Treatment of Adamantinomatous Craniopharyngioma with Somatic CTNNB1 Mutation When Standard Therapy Has Failed
This protocol addresses patients with the adamantinomatous subtype of craniopharyngioma (ACP) carrying a somatic CTNNB1 gene mutation or demonstrating nuclear beta-catenin immunopositivity, without BRAF V600E mutation, in whom standard treatment has not achieved adequate disease control.
Molecular Markers
The adamantinomatous subtype is confirmed by anti-beta-catenin immunostaining demonstrating a nuclear pattern. A somatic CTNNB1 mutation — and exceptionally an APC mutation — is the molecular hallmark of ACP, identifying the patients for whom this treatment pathway applies.
Treatment Approach (Partial Overview)
When standard therapy has not controlled this tumour, a dedicated multidisciplinary tumour board evaluates whether targeted therapy is appropriate. In eligible patients, MEK inhibitor therapy is one class of intervention that may be considered. The complete set of options, eligibility criteria, and clinical decision algorithm is available in the full protocol.

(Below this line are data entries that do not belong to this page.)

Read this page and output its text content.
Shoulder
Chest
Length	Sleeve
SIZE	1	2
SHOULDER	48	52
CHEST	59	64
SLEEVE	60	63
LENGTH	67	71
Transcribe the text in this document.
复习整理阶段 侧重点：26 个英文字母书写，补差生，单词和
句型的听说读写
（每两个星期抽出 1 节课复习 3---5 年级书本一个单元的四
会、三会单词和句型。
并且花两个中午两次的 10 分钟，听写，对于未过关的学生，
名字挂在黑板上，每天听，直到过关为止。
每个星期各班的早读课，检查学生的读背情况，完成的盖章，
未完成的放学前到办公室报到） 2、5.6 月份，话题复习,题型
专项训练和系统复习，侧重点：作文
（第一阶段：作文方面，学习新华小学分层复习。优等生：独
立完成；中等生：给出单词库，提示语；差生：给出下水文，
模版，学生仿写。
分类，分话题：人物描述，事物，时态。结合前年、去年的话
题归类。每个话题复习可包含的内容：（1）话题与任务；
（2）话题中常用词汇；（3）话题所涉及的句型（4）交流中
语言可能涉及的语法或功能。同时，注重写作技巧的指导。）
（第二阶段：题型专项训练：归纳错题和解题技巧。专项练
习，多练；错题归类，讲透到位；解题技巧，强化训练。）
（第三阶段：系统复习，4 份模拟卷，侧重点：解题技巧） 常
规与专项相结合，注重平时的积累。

Treatment goal: Initial tumour shrinkage and prolonged stabilization on MRI.
References
DOI: 10.1016/j.ando.2024.07.002
- Anti-beta-catenin immunostaining is recommended to confirm the adamantinomatous subtype of craniopharyngioma (nuclear staining) (strong).
- The presence of a CTNNB1 mutation (and exceptionally of APC mutation) points to ACP.
- If standard treatment fails, targeted therapies (MEK or VEGF inhibitors, biotherapies) for adamantinomatous craniopharyngiomas should be discussed by a dedicated tumor multidisciplinary board (weak).
- Trametinib has shown promising results.
- Binimetinib, 45 mg b.i.d. resulted in initial tumor shrinkage over 8 months and prolonged stabilization in a young woman with multi-recurrent ACP.